In its decision last week, the Sixth Circuit denied TriHealth’s early appeal. The appellate court specifically noted that its 1994 decision in United States ex rel. Taxpayers Against Fraud v. General Elec. Co. was “controlling precedent from this circuit” that is “binding on later appeals.” Simply put, there was no need to allow TriHealth to appeal an issue that had already been decided.

As we’ve written before, this is the right result and consistent with the opinions of virtually all the district court and appeals court decisions on the issue going back decades. The stakes are high: without the FCA’s whistleblower provisions, government programs and the people they serve – especially patients and soldiers – are put at risk. The Anti-Fraud Coalition is continuing to monitor this issue, including the pending appeal in the Eleventh Circuit, and we will continue to fight hard to make sure that this vitally important law survives into the future.
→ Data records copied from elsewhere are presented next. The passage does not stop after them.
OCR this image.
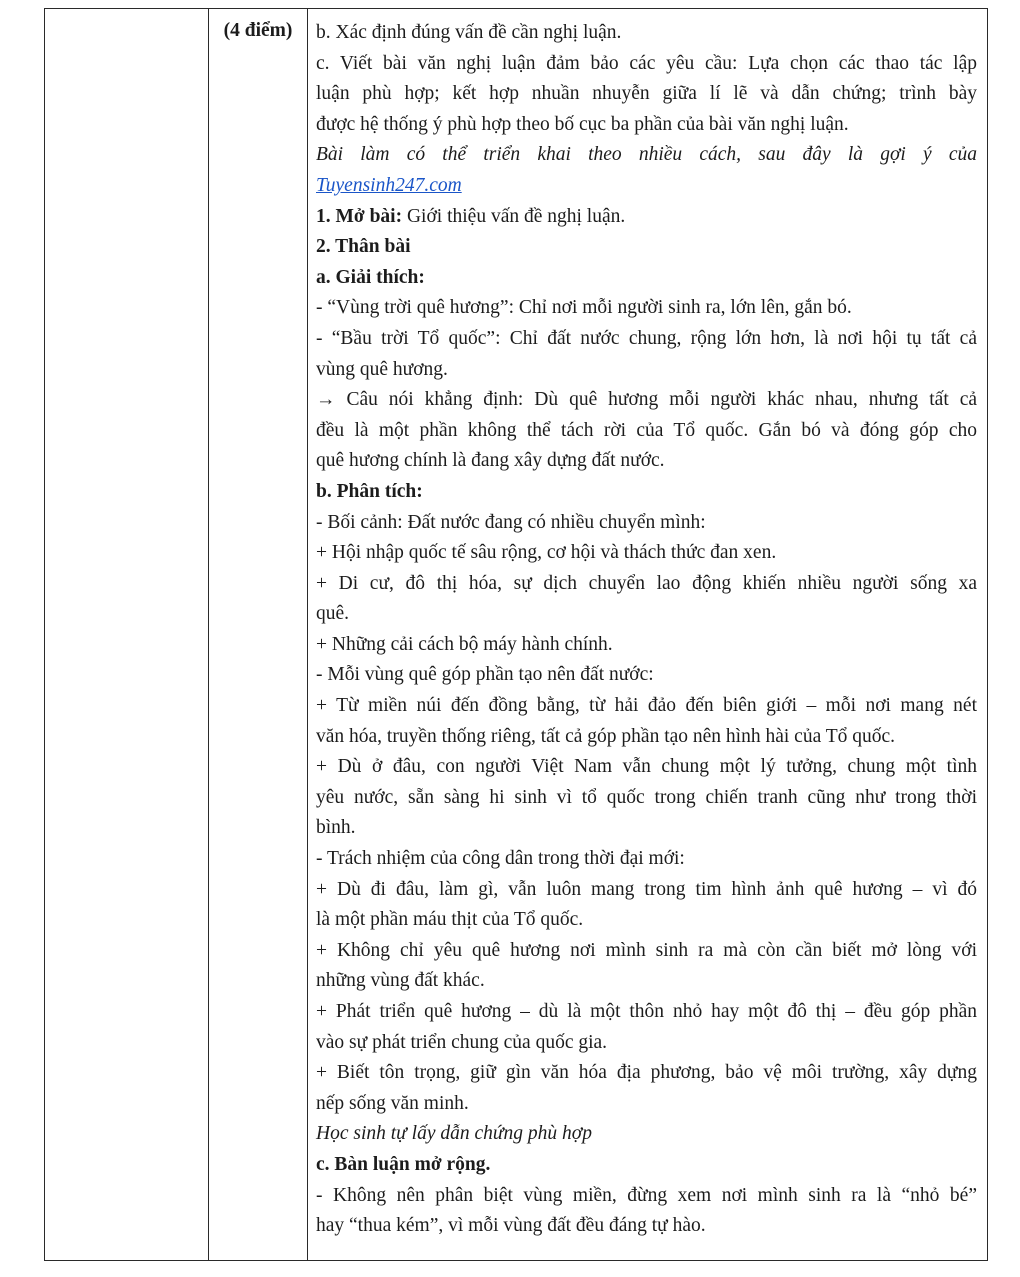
(4 điểm)	b. Xác định đúng vấn đề cần nghị luận.
c. Viết bài văn nghị luận đảm bảo các yêu cầu: Lựa chọn các thao tác lập
luận phù hợp; kết hợp nhuần nhuyễn giữa lí lẽ và dẫn chứng; trình bày
được hệ thống ý phù hợp theo bố cục ba phần của bài văn nghị luận.
Bài làm có thể triển khai theo nhiều cách, sau đây là gợi ý của
Tuyensinh247.com
1. Mở bài: Giới thiệu vấn đề nghị luận.
2. Thân bài
a. Giải thích:
- “Vùng trời quê hương”: Chỉ nơi mỗi người sinh ra, lớn lên, gắn bó.
- “Bầu trời Tổ quốc”: Chỉ đất nước chung, rộng lớn hơn, là nơi hội tụ tất cả
vùng quê hương.
→ Câu nói khẳng định: Dù quê hương mỗi người khác nhau, nhưng tất cả
đều là một phần không thể tách rời của Tổ quốc. Gắn bó và đóng góp cho
quê hương chính là đang xây dựng đất nước.
b. Phân tích:
- Bối cảnh: Đất nước đang có nhiều chuyển mình:
+ Hội nhập quốc tế sâu rộng, cơ hội và thách thức đan xen.
+ Di cư, đô thị hóa, sự dịch chuyển lao động khiến nhiều người sống xa
quê.
+ Những cải cách bộ máy hành chính.
- Mỗi vùng quê góp phần tạo nên đất nước:
+ Từ miền núi đến đồng bằng, từ hải đảo đến biên giới – mỗi nơi mang nét
văn hóa, truyền thống riêng, tất cả góp phần tạo nên hình hài của Tổ quốc.
+ Dù ở đâu, con người Việt Nam vẫn chung một lý tưởng, chung một tình
yêu nước, sẵn sàng hi sinh vì tổ quốc trong chiến tranh cũng như trong thời
bình.
- Trách nhiệm của công dân trong thời đại mới:
+ Dù đi đâu, làm gì, vẫn luôn mang trong tim hình ảnh quê hương – vì đó
là một phần máu thịt của Tổ quốc.
+ Không chỉ yêu quê hương nơi mình sinh ra mà còn cần biết mở lòng với
những vùng đất khác.
+ Phát triển quê hương – dù là một thôn nhỏ hay một đô thị – đều góp phần
vào sự phát triển chung của quốc gia.
+ Biết tôn trọng, giữ gìn văn hóa địa phương, bảo vệ môi trường, xây dựng
nếp sống văn minh.
Học sinh tự lấy dẫn chứng phù hợp
c. Bàn luận mở rộng.
- Không nên phân biệt vùng miền, đừng xem nơi mình sinh ra là “nhỏ bé”
hay “thua kém”, vì mỗi vùng đất đều đáng tự hào.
[1] U.S. ex rel. Polansky v. Exec. Health Resources, Inc., et al., 599 U.S. 419 (2023) (Thomas dissenting).

[2] See e.g., U.S. & Indiana ex rel. McCullough & Holden v. Anthem Insurance Companies, Inc. et al., 2025 WL 2782576 (S.D. Ind. Sept. 30, 2025); Josephs v. Amentum Services, 2025 WL 3223772 (D. Md. Nov. 19, 2025).

[3] U.S. ex rel. Kreindler & Kreindler v. United Techs. Corp., 985 F.2d 1148 (2d Cir. 1993); Riley v. St. Luke’s Episcopal Hosp., 252 F.3d 749 (5th Cir. 2001) (en banc); U.S. ex rel. Taxpayers Against Fraud v. Gen. Elec. Co., 41 F.3d 1032 (6th Cir. 1994); U.S. ex rel. Kelly v. Boeing Co., 9 F.3d 743 (9th Cir. 1993); U.S. ex rel. Stone v. Rockwell Int’l Corp., 282 F.3d 787 (10th Cir. 2002).